The proposed headline minimum hourly rates are:
- £6.70 for all workers in the first 26 weeks of employment. This increase of 20p per hour is in line with increases to the National Minimum Wage. For overtime, the minimum hourly rate should rise to £10.05 (an increase of 30p per hour)
- £7.24 (an increase of 10p per hour) for all workers employed for more than 26 weeks by the same employer.
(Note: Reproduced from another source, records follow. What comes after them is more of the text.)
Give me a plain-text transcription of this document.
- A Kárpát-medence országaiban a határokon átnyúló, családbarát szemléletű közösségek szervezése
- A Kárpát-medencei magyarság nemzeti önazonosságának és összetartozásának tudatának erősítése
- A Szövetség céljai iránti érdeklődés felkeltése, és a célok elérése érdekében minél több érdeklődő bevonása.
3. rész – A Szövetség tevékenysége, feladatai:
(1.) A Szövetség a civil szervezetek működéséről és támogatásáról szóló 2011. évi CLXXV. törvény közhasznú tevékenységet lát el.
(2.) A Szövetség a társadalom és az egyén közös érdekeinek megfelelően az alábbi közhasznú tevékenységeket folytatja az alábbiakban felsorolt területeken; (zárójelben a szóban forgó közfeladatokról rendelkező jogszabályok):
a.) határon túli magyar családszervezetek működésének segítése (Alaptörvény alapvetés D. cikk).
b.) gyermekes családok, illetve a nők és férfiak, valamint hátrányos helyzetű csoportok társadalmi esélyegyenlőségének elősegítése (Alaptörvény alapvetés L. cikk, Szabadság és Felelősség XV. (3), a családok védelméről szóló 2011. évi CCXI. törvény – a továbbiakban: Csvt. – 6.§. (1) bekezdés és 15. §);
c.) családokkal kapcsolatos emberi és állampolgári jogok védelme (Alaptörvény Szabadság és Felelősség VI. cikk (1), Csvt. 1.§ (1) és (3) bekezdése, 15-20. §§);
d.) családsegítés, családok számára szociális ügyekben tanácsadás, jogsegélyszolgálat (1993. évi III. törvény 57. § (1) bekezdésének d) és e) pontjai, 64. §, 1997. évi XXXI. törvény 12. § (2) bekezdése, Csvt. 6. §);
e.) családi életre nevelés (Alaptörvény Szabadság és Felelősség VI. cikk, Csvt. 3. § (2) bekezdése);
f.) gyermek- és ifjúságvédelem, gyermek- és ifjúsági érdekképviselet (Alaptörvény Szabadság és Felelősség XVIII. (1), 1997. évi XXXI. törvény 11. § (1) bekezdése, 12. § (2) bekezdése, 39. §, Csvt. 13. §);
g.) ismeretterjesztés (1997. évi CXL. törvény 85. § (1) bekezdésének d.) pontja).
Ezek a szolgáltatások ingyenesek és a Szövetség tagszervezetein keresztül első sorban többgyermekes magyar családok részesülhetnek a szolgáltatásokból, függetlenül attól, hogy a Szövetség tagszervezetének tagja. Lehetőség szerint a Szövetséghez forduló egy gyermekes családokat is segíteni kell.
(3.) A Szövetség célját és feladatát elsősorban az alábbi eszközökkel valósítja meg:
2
For overtime, the minimum hourly rate should rise to £10.86 (an increase of 15p per hour)
- £4.02 (an increase of 6p per hour) for workers who undertake a Level 2 Modern Apprenticeship in Agriculture
- An additional £1.10 per hour (an increase of 2p per hour) for those workers with appropriate qualifications
Follow this link for details on how to respond to the proposals.
Consultation on future of of the Scottish Agricultural Wages Board
On 27 May 2015 a consultation was published on the future of the Scottish Agricultural Wages, its purpose being to seek views on whether:
a) the Scottish Agricultural Wages Board (SAWB) should continue, as it does now, to set minimum rates of pay and certain other conditions for agricultural workers in Scotland and, if so, how this might be done; or
b) the SAWB should be retained as an advisory body only, giving the Scottish Government the discretion to fix minimum wage rates and other conditions based on advice given by the SAWB; or
c) to remove all existing arrangements for agricultural workers leaving their pay and conditions to be determined under general employment law.
The consultation closes on 31 July 2015.